Last week, Russia announced that Alexei Navalny—Russian president Vladimir Putin’s biggest domestic foe and among his fiercest critics—had died of natural causes in a remote Arctic penal colony where he was serving a decades-long jail term. 

In the wake of his death, the Russian government detained at least 400 citizens for publicly mourning the opposition leader. Demonstrators across Europe, from Berlin to Tbilisi to Podgorica, rallied against Putin. Many viewed Navalny’s death as a sign of the Kremlin’s continued chokehold on Russian life. 

Meanwhile, Western leaders condemned and blamed Putin, with U.S. president Joe Biden calling the Russian leader a “crazy SOB.” Putin bears responsibility for Navalny’s death, which “is yet more proof of Putin’s brutality,” Biden said. 

The death of Russia’s most formidable opposition leader has now spurred greater momentum in the West to counter the country, including additional sanctions designed to hurt Russia’s economy, but some experts say that the West’s actions expose the limits of its own power. 

New sanctions against Russia’s wartime economy 

Russia’s war on Ukraine, now approaching its third year, has inflicted a heavy human and economic toll. The World Bank estimates that Ukraine’s reconstruction will cost $486 billion over the next decade. Ukrainian authorities have called on the West to provide more funds and to seize the $300 billion of frozen Russian assets to finance their country’s rebuilding. 

The Russian economy has held up despite Western sanctions due to military production, new trade partners, and subsidies for businesses and people. It grew 3.6% last year and shrank only 1.2% the year prior, compared to IMF predictions of a 2.3% and 8.5% contraction in 2022 and 2023. 

Navalny’s death has encouraged the West to take more measures designed to hurt the Russian war machine and economy. The tragedy has “already catalyzed” new sanctions packages from the EU and the United States, and made the measures even stronger, says Jeffrey Sonnenfeld, a Yale University professor whose team, alongside the Kyiv School of Economics, produced the oft-cited list of the 1,000-plus multinationals that exited Russia post-invasion. 
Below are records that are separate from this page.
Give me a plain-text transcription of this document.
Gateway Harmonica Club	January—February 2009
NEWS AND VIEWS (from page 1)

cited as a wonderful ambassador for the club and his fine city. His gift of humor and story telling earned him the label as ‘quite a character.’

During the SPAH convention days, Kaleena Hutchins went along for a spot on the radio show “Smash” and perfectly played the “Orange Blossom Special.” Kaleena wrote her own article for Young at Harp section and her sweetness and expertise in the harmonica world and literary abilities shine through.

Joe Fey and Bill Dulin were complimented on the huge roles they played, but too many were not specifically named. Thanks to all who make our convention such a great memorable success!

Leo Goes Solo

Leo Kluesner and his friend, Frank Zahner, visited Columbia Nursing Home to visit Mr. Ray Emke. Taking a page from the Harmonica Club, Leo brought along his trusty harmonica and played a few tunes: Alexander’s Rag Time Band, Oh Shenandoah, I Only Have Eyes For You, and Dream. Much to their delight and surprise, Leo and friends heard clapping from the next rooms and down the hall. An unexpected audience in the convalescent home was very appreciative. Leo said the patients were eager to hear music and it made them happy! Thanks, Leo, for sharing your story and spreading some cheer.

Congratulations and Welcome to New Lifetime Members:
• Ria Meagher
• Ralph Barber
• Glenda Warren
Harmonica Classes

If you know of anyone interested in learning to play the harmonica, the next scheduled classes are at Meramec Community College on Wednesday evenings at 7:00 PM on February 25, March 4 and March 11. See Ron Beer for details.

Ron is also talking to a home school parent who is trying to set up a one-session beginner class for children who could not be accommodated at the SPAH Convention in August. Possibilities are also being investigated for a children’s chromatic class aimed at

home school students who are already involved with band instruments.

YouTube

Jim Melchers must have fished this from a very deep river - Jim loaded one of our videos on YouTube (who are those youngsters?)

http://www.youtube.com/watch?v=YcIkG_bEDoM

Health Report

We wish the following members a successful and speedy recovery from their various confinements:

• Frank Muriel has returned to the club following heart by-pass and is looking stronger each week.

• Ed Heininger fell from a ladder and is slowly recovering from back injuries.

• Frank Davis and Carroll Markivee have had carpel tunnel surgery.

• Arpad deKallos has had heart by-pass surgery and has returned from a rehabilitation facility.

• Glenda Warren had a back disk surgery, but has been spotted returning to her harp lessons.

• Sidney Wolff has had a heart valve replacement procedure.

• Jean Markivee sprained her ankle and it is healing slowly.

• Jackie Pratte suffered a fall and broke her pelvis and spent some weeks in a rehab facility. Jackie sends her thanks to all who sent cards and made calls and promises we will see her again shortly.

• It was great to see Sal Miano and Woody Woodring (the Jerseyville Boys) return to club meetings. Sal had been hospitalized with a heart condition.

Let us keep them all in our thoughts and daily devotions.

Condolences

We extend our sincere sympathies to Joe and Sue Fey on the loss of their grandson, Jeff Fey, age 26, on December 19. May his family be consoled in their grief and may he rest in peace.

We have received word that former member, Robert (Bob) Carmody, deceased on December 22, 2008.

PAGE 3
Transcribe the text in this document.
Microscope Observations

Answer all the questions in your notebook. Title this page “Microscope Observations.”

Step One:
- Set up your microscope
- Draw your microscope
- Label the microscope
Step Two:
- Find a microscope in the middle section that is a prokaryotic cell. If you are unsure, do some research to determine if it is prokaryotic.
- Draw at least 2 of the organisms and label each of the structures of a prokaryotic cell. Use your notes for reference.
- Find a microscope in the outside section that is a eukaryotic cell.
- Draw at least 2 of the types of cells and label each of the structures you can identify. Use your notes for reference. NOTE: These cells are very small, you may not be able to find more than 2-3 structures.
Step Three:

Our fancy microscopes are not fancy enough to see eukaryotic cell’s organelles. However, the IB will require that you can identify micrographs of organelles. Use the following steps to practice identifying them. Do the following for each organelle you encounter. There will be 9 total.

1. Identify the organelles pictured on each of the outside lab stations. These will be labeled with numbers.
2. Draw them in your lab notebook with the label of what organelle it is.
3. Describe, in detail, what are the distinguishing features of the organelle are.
On Friday, the United States announced 500 new sanctions against entities and individuals that will “throw sand into the gears of Russia’s military industrial machine,” Sonnenfeld tells Fast Company. It is America’s most extensive sanctions package against Russia since the start of the war. 

Friday’s sanctions package is “sweeping in how many individuals and companies it targets . . . and narrowly tailored on slowing down the Russian military’s supply chain, hitting sectors [like] lubricants, ball bearings, and batteries,” Sonnenfeld says. He adds that it’s a “step in the right direction and will have a devastating impact on the Russian military.” 

“Limits of Western power”

Others say that the West’s new sanctions lack teeth and will have limited consequences for the Russian economy and on the battlefield. The new measures, which include the U.K. sanctioning the head of the Arctic penal colony who oversaw Navalny’s imprisonment, are “a slap on the wrist [and] underscores the limits of Western power,” says Hassan Malik, a global macro strategist at Loomis Sayles and author of the 2018 book, Bankers and Bolsheviks. The West has failed to hit at the sectors most important to the Russian economy, including its commodities exports. 

A new U.S. military aid package for Ukraine has stalled in Congress, and the West hasn’t reached a consensus on the seizure of Russian assets. Navalny’s death could spark renewed vigor to resolve both issues. But the new Western sanctions may “prove of limited practical value” for wounding Russia’s military and economic strength, “given that military aid to Ukraine remains in jeopardy in Congress,” Eswar S. Prasad, a trade and economics professor at Cornell University, told the New York Times.

Russia has already snatched some of Ukraine’s “most economically and strategically valuable real estate,” with Kyiv running increasingly large deficits that will only grow if Western support is curtailed, Malik says.

“In this context,” he adds, “Western sanctioning of an increasingly obscure list of individuals and organizations is unlikely to achieve anything of consequence.”